# Is every ideal of Quotient Ring a PID?

We are given a principal ideal domain $$R$$ and an ideal of this domain, $$I$$. Is it true that every proper ideal of $$\displaystyle\frac{R}{I}$$ a principal ideal domain ?

I have proven that every proper ideal, say, $$\overline{K}$$ of $$\displaystyle\frac{R}{I}$$ is an ideal generated by an element of the $$\displaystyle\frac{R}{I}$$. Is it true that $$\overline{K}$$ is an integral domain ?
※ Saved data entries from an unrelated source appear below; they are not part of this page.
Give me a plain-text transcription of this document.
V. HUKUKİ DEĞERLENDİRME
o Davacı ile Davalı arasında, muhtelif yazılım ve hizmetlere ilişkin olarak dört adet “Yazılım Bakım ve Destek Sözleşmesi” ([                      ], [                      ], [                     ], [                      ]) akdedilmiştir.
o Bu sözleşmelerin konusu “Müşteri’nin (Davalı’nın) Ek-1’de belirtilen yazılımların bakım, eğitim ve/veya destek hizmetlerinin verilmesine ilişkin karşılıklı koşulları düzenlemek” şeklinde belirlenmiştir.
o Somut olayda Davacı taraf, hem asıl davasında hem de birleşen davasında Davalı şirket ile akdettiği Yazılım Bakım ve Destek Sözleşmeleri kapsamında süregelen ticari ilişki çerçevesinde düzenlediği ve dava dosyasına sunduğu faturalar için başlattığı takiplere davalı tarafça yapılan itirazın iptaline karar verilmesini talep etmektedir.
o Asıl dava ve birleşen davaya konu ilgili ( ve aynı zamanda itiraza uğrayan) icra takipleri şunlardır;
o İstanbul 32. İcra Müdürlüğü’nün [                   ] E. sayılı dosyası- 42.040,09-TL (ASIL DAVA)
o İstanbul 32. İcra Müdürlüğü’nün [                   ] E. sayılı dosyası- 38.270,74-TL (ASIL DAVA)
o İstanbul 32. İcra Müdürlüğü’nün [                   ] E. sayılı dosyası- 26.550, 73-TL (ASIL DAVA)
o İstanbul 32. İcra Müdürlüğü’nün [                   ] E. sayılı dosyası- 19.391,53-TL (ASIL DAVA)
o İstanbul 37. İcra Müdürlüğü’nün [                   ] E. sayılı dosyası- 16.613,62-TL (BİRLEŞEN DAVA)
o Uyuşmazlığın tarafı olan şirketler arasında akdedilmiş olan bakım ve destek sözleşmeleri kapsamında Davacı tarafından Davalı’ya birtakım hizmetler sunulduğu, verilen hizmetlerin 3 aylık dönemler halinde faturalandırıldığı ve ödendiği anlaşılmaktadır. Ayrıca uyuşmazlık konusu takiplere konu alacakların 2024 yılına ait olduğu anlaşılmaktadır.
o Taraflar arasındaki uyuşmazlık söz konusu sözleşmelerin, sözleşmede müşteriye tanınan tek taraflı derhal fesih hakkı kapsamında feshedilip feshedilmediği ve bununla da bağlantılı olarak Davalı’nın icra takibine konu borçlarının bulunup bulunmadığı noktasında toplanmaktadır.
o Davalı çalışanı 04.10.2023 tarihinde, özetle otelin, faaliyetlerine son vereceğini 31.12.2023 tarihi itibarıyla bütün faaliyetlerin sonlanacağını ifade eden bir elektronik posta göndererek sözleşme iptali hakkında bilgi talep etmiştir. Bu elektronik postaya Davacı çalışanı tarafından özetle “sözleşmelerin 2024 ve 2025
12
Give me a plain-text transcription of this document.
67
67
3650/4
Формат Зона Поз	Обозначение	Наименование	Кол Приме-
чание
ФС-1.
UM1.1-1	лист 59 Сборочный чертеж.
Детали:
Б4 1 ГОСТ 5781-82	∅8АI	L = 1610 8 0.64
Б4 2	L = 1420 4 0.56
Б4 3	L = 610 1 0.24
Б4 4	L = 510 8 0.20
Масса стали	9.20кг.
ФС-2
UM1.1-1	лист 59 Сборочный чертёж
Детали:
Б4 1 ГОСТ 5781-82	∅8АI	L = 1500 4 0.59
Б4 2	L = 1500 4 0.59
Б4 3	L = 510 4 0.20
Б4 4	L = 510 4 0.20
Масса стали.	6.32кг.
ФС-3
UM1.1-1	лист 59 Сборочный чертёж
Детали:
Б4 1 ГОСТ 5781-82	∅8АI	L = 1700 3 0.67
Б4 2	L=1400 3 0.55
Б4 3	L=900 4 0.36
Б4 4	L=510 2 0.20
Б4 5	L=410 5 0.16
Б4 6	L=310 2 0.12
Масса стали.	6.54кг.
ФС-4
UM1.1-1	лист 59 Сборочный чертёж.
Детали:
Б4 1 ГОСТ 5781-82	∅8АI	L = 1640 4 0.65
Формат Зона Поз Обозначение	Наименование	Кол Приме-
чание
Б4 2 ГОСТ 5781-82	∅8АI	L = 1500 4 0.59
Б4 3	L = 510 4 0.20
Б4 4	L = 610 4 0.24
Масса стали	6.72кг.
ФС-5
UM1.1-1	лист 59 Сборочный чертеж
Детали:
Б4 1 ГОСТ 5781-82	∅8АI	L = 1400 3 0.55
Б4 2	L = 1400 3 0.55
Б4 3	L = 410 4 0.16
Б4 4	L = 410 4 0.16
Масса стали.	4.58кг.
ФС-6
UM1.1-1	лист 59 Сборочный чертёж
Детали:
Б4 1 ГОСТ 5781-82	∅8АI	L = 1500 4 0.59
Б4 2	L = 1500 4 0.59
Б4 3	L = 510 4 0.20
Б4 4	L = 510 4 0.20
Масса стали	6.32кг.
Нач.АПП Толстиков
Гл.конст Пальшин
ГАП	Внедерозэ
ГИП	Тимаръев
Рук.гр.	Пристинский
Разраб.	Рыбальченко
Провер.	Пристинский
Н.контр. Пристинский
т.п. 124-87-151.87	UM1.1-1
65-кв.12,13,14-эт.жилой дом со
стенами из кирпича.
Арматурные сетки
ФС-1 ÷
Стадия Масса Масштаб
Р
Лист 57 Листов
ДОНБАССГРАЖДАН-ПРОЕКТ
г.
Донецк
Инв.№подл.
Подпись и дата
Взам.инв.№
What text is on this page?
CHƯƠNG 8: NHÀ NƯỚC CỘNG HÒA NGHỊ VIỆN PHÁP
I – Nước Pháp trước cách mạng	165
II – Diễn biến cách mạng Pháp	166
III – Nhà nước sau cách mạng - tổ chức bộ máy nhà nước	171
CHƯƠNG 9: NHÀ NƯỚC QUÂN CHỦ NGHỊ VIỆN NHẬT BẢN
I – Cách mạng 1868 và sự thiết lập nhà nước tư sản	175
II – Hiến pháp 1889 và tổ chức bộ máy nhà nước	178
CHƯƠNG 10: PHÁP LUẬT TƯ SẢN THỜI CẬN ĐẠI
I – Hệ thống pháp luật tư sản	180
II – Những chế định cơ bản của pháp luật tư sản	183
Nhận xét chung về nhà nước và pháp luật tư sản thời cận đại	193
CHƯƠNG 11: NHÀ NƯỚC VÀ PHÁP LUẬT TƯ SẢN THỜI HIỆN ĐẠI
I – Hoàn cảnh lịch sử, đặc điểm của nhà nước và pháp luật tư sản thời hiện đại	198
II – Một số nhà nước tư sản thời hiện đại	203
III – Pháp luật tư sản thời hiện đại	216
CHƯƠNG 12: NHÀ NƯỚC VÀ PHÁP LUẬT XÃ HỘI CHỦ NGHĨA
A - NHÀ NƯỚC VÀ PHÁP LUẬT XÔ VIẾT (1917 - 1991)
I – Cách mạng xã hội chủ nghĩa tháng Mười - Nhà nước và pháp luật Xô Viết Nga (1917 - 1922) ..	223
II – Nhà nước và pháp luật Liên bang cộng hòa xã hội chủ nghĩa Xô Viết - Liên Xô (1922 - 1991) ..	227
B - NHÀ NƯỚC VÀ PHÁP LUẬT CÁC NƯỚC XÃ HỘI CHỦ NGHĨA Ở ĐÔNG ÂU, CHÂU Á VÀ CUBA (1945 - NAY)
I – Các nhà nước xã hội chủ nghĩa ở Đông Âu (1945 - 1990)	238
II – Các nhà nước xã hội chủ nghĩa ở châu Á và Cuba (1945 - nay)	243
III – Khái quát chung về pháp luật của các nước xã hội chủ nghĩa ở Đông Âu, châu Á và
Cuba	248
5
No, in general $$K$$ can have zero divisors, and it will not always have an identity.
For example: $$\mathbb Z/12\mathbb Z$$ and its ideal $$6\mathbb Z/12\mathbb Z$$ are examples for both.
$$K$$ will not have zero divisors if $$I$$ is prime, but in a PID this would mean that $$I=\{0\}$$ or else a maximal ideal, which are both pretty uninteresting cases.
The best you can say is, as you concluded, that $$R/I$$ is always a principal ideal ring.
Consider $$\mathbb{Z}$$ and $$p,q,r$$, three prime integers. $$\mathbb{Z}/pqr\mathbb{Z}$$ is isomorphic to $$\mathbb{Z}/p\times\mathbb{Z}/q\times \mathbb{Z}/r$$. $$\mathbb{Z}/p\times\mathbb{Z}/q\times 0$$ is a proper ideal of $$\mathbb{Z}/p\times\mathbb{Z}/q\times \mathbb{Z}/r$$ and is not integral.